Hi David,
On 6/21/19 5:57 PM, David Holmes wrote:
Hi Peter,
On 21/06/2019 7:55 am, Peter Levart wrote:
As far as I know, cron jobs that cleanup /tmp typically remove files
that have not been modified for a while.
On Fedora for example, there is a systemd timer that triggers once
per day and executes systemd-tmpfiles which manages volatile and
temporary files and directories. The configuration for /tmp is the
following:
# Clear tmp directories separately, to make them easier to override
q /tmp 1777 root root 10d
q /var/tmp 1777 root root 30d
The age field (10 days for /tmp) has the following meaning:
The age of a file system entry is determined from its last
modification timestamp (mtime), its last access timestamp (atime),
and (except for directories) its last status change
timestamp (ctime). Any of these three (or two) values will
prevent cleanup if it is more recent than the current time minus the
age field.
So the solution could be for attach thread (if it is already started)
to update mtime or ctime of the .java_pid<pid> socket file
periodically so cleanup job would leave it alone.
What do you think?
I'm not keen on having the attach listener thread periodically wakeup
just to do this.
The required frequency would be very low. Once a day would be more than
enough. cron jobs are usually set-up to remove files that have not been
touched for several days.
Can we not change permissions to protect the file form external
deletion and ensure the VM cleans it up itself?
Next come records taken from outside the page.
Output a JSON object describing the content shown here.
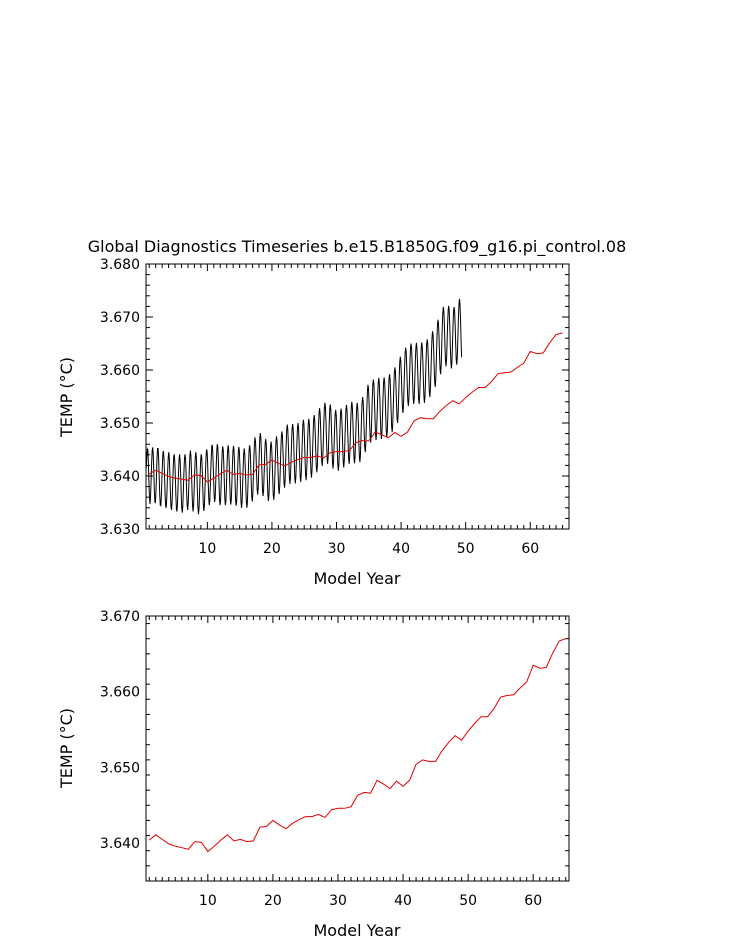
{
  "title": "Global Diagnostics Timeseries b.e15.B1850G.f09_g16.pi_control.08",
  "chart_data": [
    {
      "type": "line",
      "xlabel": "Model Year",
      "ylabel": "TEMP (°C)",
      "xlim": [
        0.5,
        66
      ],
      "ylim": [
        3.63,
        3.68
      ],
      "xticks": [
        10,
        20,
        30,
        40,
        50,
        60
      ],
      "yticks": [
        3.63,
        3.64,
        3.65,
        3.66,
        3.67,
        3.68
      ],
      "ytick_labels": [
        "3.630",
        "3.640",
        "3.650",
        "3.660",
        "3.670",
        "3.680"
      ],
      "colors": {
        "monthly": "#000000",
        "annual": "#e00000"
      },
      "series": [
        {
          "role": "monthly",
          "x_start": 0.54,
          "x_step": 0.0833333,
          "values": [
            3.6415,
            3.6438,
            3.6451,
            3.6449,
            3.6422,
            3.6388,
            3.6358,
            3.6347,
            3.6362,
            3.6392,
            3.6425,
            3.6448,
            3.6454,
            3.644,
            3.6408,
            3.6374,
            3.6351,
            3.635,
            3.637,
            3.6402,
            3.6433,
            3.6452,
            3.6452,
            3.6433,
            3.6399,
            3.6366,
            3.6345,
            3.6344,
            3.6362,
            3.6393,
            3.6424,
            3.6444,
            3.6447,
            3.6431,
            3.64,
            3.6366,
            3.6343,
            3.634,
            3.6356,
            3.6385,
            3.6416,
            3.6438,
            3.6445,
            3.6431,
            3.64,
            3.6365,
            3.6341,
            3.6336,
            3.6351,
            3.6381,
            3.6413,
            3.6436,
            3.6441,
            3.6428,
            3.6399,
            3.6364,
            3.6338,
            3.6333,
            3.6347,
            3.6377,
            3.6409,
            3.6433,
            3.6441,
            3.6429,
            3.64,
            3.6365,
            3.6338,
            3.6331,
            3.6345,
            3.6375,
            3.6408,
            3.6433,
            3.6441,
            3.6432,
            3.6406,
            3.6372,
            3.6344,
            3.6336,
            3.635,
            3.638,
            3.6413,
            3.6438,
            3.6448,
            3.6438,
            3.641,
            3.6374,
            3.6344,
            3.6333,
            3.6345,
            3.6374,
            3.6408,
            3.6434,
            3.6445,
            3.6437,
            3.6409,
            3.6372,
            3.6341,
            3.6328,
            3.6338,
            3.6366,
            3.64,
            3.6428,
            3.6441,
            3.6436,
            3.6412,
            3.6378,
            3.6347,
            3.6334,
            3.6343,
            3.6371,
            3.6406,
            3.6435,
            3.645,
            3.6447,
            3.6425,
            3.6391,
            3.636,
            3.6345,
            3.6353,
            3.638,
            3.6414,
            3.6443,
            3.6459,
            3.6456,
            3.6433,
            3.6399,
            3.6366,
            3.6351,
            3.6358,
            3.6385,
            3.6419,
            3.6447,
            3.646,
            3.6454,
            3.6429,
            3.6392,
            3.6359,
            3.6345,
            3.6352,
            3.6379,
            3.6414,
            3.6443,
            3.6456,
            3.645,
            3.6425,
            3.639,
            3.6358,
            3.6345,
            3.6353,
            3.6381,
            3.6416,
            3.6445,
            3.6458,
            3.6452,
            3.6427,
            3.6391,
            3.6359,
            3.6346,
            3.6355,
            3.6383,
            3.6417,
            3.6445,
            3.6457,
            3.645,
            3.6424,
            3.6388,
            3.6356,
            3.6344,
            3.6353,
            3.6382,
            3.6417,
            3.6445,
            3.6455,
            3.6447,
            3.642,
            3.6384,
            3.6352,
            3.634,
            3.635,
            3.638,
            3.6415,
            3.6442,
            3.6452,
            3.6443,
            3.6416,
            3.6381,
            3.635,
            3.634,
            3.6352,
            3.6383,
            3.6419,
            3.6447,
            3.6458,
            3.645,
            3.6424,
            3.639,
            3.6361,
            3.6352,
            3.6365,
            3.6397,
            3.6434,
            3.6462,
            3.6473,
            3.6465,
            3.6439,
            3.6405,
            3.6375,
            3.6365,
            3.6378,
            3.641,
            3.6445,
            3.6472,
            3.6481,
            3.6471,
            3.6443,
            3.6406,
            3.6374,
            3.6362,
            3.6373,
            3.6403,
            3.6437,
            3.6462,
            3.647,
            3.6459,
            3.6431,
            3.6395,
            3.6364,
            3.6353,
            3.6365,
            3.6395,
            3.643,
            3.6456,
            3.6465,
            3.6455,
            3.6429,
            3.6394,
            3.6364,
            3.6355,
            3.6369,
            3.6402,
            3.6438,
            3.6465,
            3.6475,
            3.6466,
            3.644,
            3.6406,
            3.6376,
            3.6366,
            3.638,
            3.6411,
            3.6447,
            3.6474,
            3.6484,
            3.6476,
            3.645,
            3.6416,
            3.6387,
            3.6378,
            3.6392,
            3.6425,
            3.646,
            3.6487,
            3.6497,
            3.6488,
            3.6461,
            3.6426,
            3.6396,
            3.6385,
            3.6398,
            3.6429,
            3.6463,
            3.6489,
            3.6498,
            3.6489,
            3.6462,
            3.6427,
            3.6397,
            3.6386,
            3.6399,
            3.643,
            3.6465,
            3.6491,
            3.65,
            3.649,
            3.6463,
            3.6429,
            3.6399,
            3.6389,
            3.6403,
            3.6435,
            3.647,
            3.6497,
            3.6506,
            3.6497,
            3.6469,
            3.6434,
            3.6403,
            3.6392,
            3.6405,
            3.6437,
            3.6472,
            3.6499,
            3.6508,
            3.6499,
            3.6472,
            3.6437,
            3.6407,
            3.6397,
            3.641,
            3.6442,
            3.6478,
            3.6505,
            3.6515,
            3.6506,
            3.648,
            3.6445,
            3.6416,
            3.6407,
            3.6421,
            3.6454,
            3.649,
            3.6518,
            3.6528,
            3.6519,
            3.6493,
            3.6458,
            3.6428,
            3.6419,
            3.6433,
            3.6466,
            3.6502,
            3.6529,
            3.6538,
            3.6529,
            3.6501,
            3.6465,
            3.6434,
            3.6423,
            3.6436,
            3.6467,
            3.6501,
            3.6527,
            3.6535,
            3.6524,
            3.6495,
            3.6458,
            3.6426,
            3.6414,
            3.6426,
            3.6457,
            3.6491,
            3.6517,
            3.6525,
            3.6515,
            3.6487,
            3.6451,
            3.642,
            3.641,
            3.6423,
            3.6455,
            3.6491,
            3.6518,
            3.6527,
            3.6518,
            3.6491,
            3.6456,
            3.6426,
            3.6416,
            3.643,
            3.6462,
            3.6498,
            3.6525,
            3.6534,
            3.6525,
            3.6498,
            3.6463,
            3.6433,
            3.6423,
            3.6437,
            3.6469,
            3.6504,
            3.6531,
            3.654,
            3.653,
            3.6502,
            3.6466,
            3.6435,
            3.6424,
            3.6437,
            3.6468,
            3.6503,
            3.6529,
            3.6538,
            3.6528,
            3.6501,
            3.6466,
            3.6436,
            3.6426,
            3.644,
            3.6473,
            3.651,
            3.6538,
            3.6549,
            3.6542,
            3.6516,
            3.6482,
            3.6453,
            3.6445,
            3.6461,
            3.6495,
            3.6532,
            3.6561,
            3.6572,
            3.6564,
            3.6538,
            3.6503,
            3.6473,
            3.6463,
            3.6477,
            3.651,
            3.6546,
            3.6573,
            3.6582,
            3.6573,
            3.6546,
            3.651,
            3.6479,
            3.6468,
            3.6482,
            3.6514,
            3.6549,
            3.6576,
            3.6585,
            3.6576,
            3.6548,
            3.6512,
            3.6481,
            3.647,
            3.6483,
            3.6515,
            3.655,
            3.6577,
            3.6586,
            3.6577,
            3.655,
            3.6514,
            3.6483,
            3.6473,
            3.6487,
            3.6519,
            3.6555,
            3.6582,
            3.6592,
            3.6584,
            3.6557,
            3.6522,
            3.6492,
            3.6483,
            3.6497,
            3.6531,
            3.6567,
            3.6595,
            3.6605,
            3.6597,
            3.6571,
            3.6537,
            3.6508,
            3.65,
            3.6515,
            3.6549,
            3.6586,
            3.6614,
            3.6625,
            3.6617,
            3.6591,
            3.6557,
            3.6528,
            3.6519,
            3.6534,
            3.6568,
            3.6604,
            3.6632,
            3.6642,
            3.6634,
            3.6607,
            3.6572,
            3.6542,
            3.6532,
            3.6546,
            3.6578,
            3.6614,
            3.6641,
            3.665,
            3.6641,
            3.6614,
            3.6578,
            3.6547,
            3.6536,
            3.6549,
            3.6581,
            3.6616,
            3.6642,
            3.6651,
            3.6641,
            3.6614,
            3.6578,
            3.6547,
            3.6536,
            3.6549,
            3.6581,
            3.6616,
            3.6643,
            3.6652,
            3.6642,
            3.6615,
            3.6579,
            3.6548,
            3.6538,
            3.6552,
            3.6585,
            3.6621,
            3.6648,
            3.6658,
            3.665,
            3.6623,
            3.6588,
            3.6558,
            3.6549,
            3.6564,
            3.6597,
            3.6634,
            3.6662,
            3.6673,
            3.6665,
            3.6639,
            3.6605,
            3.6576,
            3.6568,
            3.6583,
            3.6618,
            3.6655,
            3.6684,
            3.6695,
            3.6688,
            3.6662,
            3.6628,
            3.66,
            3.6592,
            3.6608,
            3.6643,
            3.668,
            3.6708,
            3.6719,
            3.671,
            3.6683,
            3.6648,
            3.6617,
            3.6607,
            3.662,
            3.6652,
            3.6687,
            3.6713,
            3.6721,
            3.6711,
            3.6683,
            3.6646,
            3.6615,
            3.6603,
            3.6616,
            3.6648,
            3.6683,
            3.671,
            3.6719,
            3.671,
            3.6684,
            3.6649,
            3.6619,
            3.661,
            3.6625,
            3.6659,
            3.6696,
            3.6724,
            3.6734,
            3.6724,
            3.6694,
            3.6654,
            3.6624
          ]
        },
        {
          "role": "annual",
          "x": [
            1,
            2,
            3,
            4,
            5,
            6,
            7,
            8,
            9,
            10,
            11,
            12,
            13,
            14,
            15,
            16,
            17,
            18,
            19,
            20,
            21,
            22,
            23,
            24,
            25,
            26,
            27,
            28,
            29,
            30,
            31,
            32,
            33,
            34,
            35,
            36,
            37,
            38,
            39,
            40,
            41,
            42,
            43,
            44,
            45,
            46,
            47,
            48,
            49,
            50,
            51,
            52,
            53,
            54,
            55,
            56,
            57,
            58,
            59,
            60,
            61,
            62,
            63,
            64,
            65
          ],
          "values": [
            3.6404,
            3.6411,
            3.6405,
            3.6399,
            3.6396,
            3.6394,
            3.6392,
            3.6402,
            3.6401,
            3.6389,
            3.6396,
            3.6404,
            3.6411,
            3.6403,
            3.6405,
            3.6402,
            3.6403,
            3.6421,
            3.6422,
            3.643,
            3.6424,
            3.6419,
            3.6426,
            3.6431,
            3.6435,
            3.6435,
            3.6438,
            3.6434,
            3.6444,
            3.6446,
            3.6446,
            3.6448,
            3.6463,
            3.6467,
            3.6466,
            3.6483,
            3.6478,
            3.6472,
            3.6482,
            3.6475,
            3.6483,
            3.6504,
            3.651,
            3.6508,
            3.6508,
            3.6522,
            3.6533,
            3.6542,
            3.6536,
            3.6548,
            3.6558,
            3.6567,
            3.6567,
            3.6578,
            3.6593,
            3.6595,
            3.6596,
            3.6605,
            3.6613,
            3.6635,
            3.6631,
            3.6632,
            3.6651,
            3.6667,
            3.667
          ]
        }
      ]
    },
    {
      "type": "line",
      "xlabel": "Model Year",
      "ylabel": "TEMP (°C)",
      "xlim": [
        0.5,
        65.5
      ],
      "ylim": [
        3.635,
        3.67
      ],
      "xticks": [
        10,
        20,
        30,
        40,
        50,
        60
      ],
      "yticks": [
        3.64,
        3.65,
        3.66,
        3.67
      ],
      "ytick_labels": [
        "3.640",
        "3.650",
        "3.660",
        "3.670"
      ],
      "colors": {
        "annual": "#e00000"
      },
      "series": [
        {
          "role": "annual",
          "ref": 0
        }
      ]
    }
  ]
}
If VM crashes, the file is not deleted and it would be wrong if it
persisted forever (or until reboot) because of permissions. Besides, I
don't think there is a (portable, POSIX) permission that would prevent
removing the file since cron job executes as root to be able to remove
files created by several users. /tmp directory normally has "sticky" bit
set, meaning that anybody can create files in it (ugo+w permission), but
only owner of the file or owner of the dir or root can delete the file.
cron jobs that remove /tmp files are set-up for the following reason:
Processes usually clean-up after themselves but this is not guaranteed
if they terminate with a crash or unhandleable signal (such as KILL).
Regards, Peter
David
Regards, Peter
On 6/20/19 10:49 PM, David Holmes wrote:
Sorry it took me a while to understand the specifics of the problem. :)
David
On 20/06/2019 3:37 am, nijiaben wrote:
Yes Alan, I mean this
------------------ Original ------------------
*From: * "Alan Bateman"<alan.bate...@oracle.com>;
*Date: * Thu, Jun 20, 2019 02:54 PM
*To: * "nijiaben"<nijia...@perfma.com>; "David
Holmes"<david.hol...@oracle.com>;
"serviceability-dev"<serviceability-dev@openjdk.java.net>;
"jdk8u-dev"<jdk8u-...@openjdk.java.net>;
"hotspot-runtime-dev"<hotspot-runtime-...@openjdk.java.net>;
*Subject: * Re: A Bug about the JVM Attach mechanism
On 20/06/2019 05:10, nijiaben wrote:
> :
> I know this mechanism, can we provide means of recovery to avoid
unavailability caused by accidental deletion?
>
Are you concerned about tmpreaper or cron jobs that periodically
cleanup
/tmp? There may indeed be an issue for applications that run for weeks
or months. If someone is using jmap, jcmd or other tools using the
attach API then it will trigger the attach listener to start. When
they
come back in a few weeks then the .java_pid<pid> file may have been
removed so they cannot attach. Is this what what you are pointing out?